Customers stand at a branch office of Swiss bank Credit Suisse at the airport in Zurich

Credit Suisse has missed analysts' estimates with a reported fall in third quarter net profit, and plans to implement fresh cost cuts worth a further 1bn Swiss francs over the next three years.

Switzerland's second-biggest bank said net profit fell 63 percent year-on-year, dropping to 254m Swiss francs - missing analysts' forecasts of 370m Swiss francs.

A large portion of the reduction was related to a 1.05bn Swiss franc charge, which is linked to the value of the bank's own debt.

Accounting rules demand that banks set aside a certain amount of cash to reflect the theoretical cost of purchasing their own debt in the capital markets. As the debt improves in value, the charge increases and lowers the bank's bottom line.

Credit Suisse shares rose by around 0.5 percent during early trading in Zurich to change hands at 21.44 Swiss francs each. The shares have risen more than 33 percent since hitting a five-year low of 16.10 Swiss francs in August.


Credit Suisse has already announced cost cuts worth 3bn Swiss francs, making sweeping redundancies and selling off riskier assets, in a bid to meet the legal capital requirements imposed by Basel III.

Last year the Swiss investment bank announced 3,500 job cuts, as part of a global efficiency programme seeking to cull 7 percent of staff.

By the end of the first quarter this year, Credit Suisse said it had cut 2000 jobs, which means there are 1500 positions still to be axed, although the bank has not officially set a target as to when these cuts will be made.

In July this year, Credit Suisse said it aims to lower costs at the investment bank by an additional 550 million Swiss francs and by about 450 million Swiss francs at the private bank by the end of next year.

While the bank said that about half of those savings will come from more efficient use of shared services such as information technology, reports in the same month indicated that Credit Suisse plans to axe one third of senior employees in its European investment banking department.

In a statement on the Credit Suisse website following its latest financial results, CEO Brady Dougan said the bank has "significantly cut costs and improved efficiencies, while also reducing risks and strengthening its capital requirements."

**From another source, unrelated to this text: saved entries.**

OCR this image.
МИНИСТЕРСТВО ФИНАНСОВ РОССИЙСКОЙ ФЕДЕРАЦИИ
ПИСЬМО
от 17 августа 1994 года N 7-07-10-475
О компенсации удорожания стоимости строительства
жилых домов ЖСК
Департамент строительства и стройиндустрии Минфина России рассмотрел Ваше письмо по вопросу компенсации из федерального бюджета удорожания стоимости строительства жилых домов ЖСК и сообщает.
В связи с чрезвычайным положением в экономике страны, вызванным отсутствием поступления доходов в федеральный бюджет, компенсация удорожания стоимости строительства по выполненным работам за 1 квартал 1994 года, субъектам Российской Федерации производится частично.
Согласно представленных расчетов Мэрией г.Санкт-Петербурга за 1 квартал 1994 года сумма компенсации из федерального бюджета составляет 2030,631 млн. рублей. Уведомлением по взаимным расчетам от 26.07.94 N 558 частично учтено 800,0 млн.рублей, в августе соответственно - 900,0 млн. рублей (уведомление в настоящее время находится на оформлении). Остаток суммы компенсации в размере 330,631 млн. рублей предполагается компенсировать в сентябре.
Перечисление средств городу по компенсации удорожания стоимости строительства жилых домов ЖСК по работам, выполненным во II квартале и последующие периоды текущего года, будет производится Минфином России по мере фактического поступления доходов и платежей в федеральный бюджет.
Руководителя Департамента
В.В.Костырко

Dougan added: "We expect to deliver savings in excess of the Sfr3bn previously announced for full year 2013 and we are committed to deliver additional cost savings in subsequent years. The implementation of the capital actions we announced in July 2012 is well underway.

"By the end of the third quarter, our Look-through Swiss Core Capital ratio stood at 8.2 percent and we are confident that, through the completion of the capital measures we announced and the further risk reduction in Investment Banking, we will be at around 9.3 percent on a pro-forma basis by end-2012 and are on track to achieve our target and the Swiss end-2018 requirement of 10 percent by mid-2013."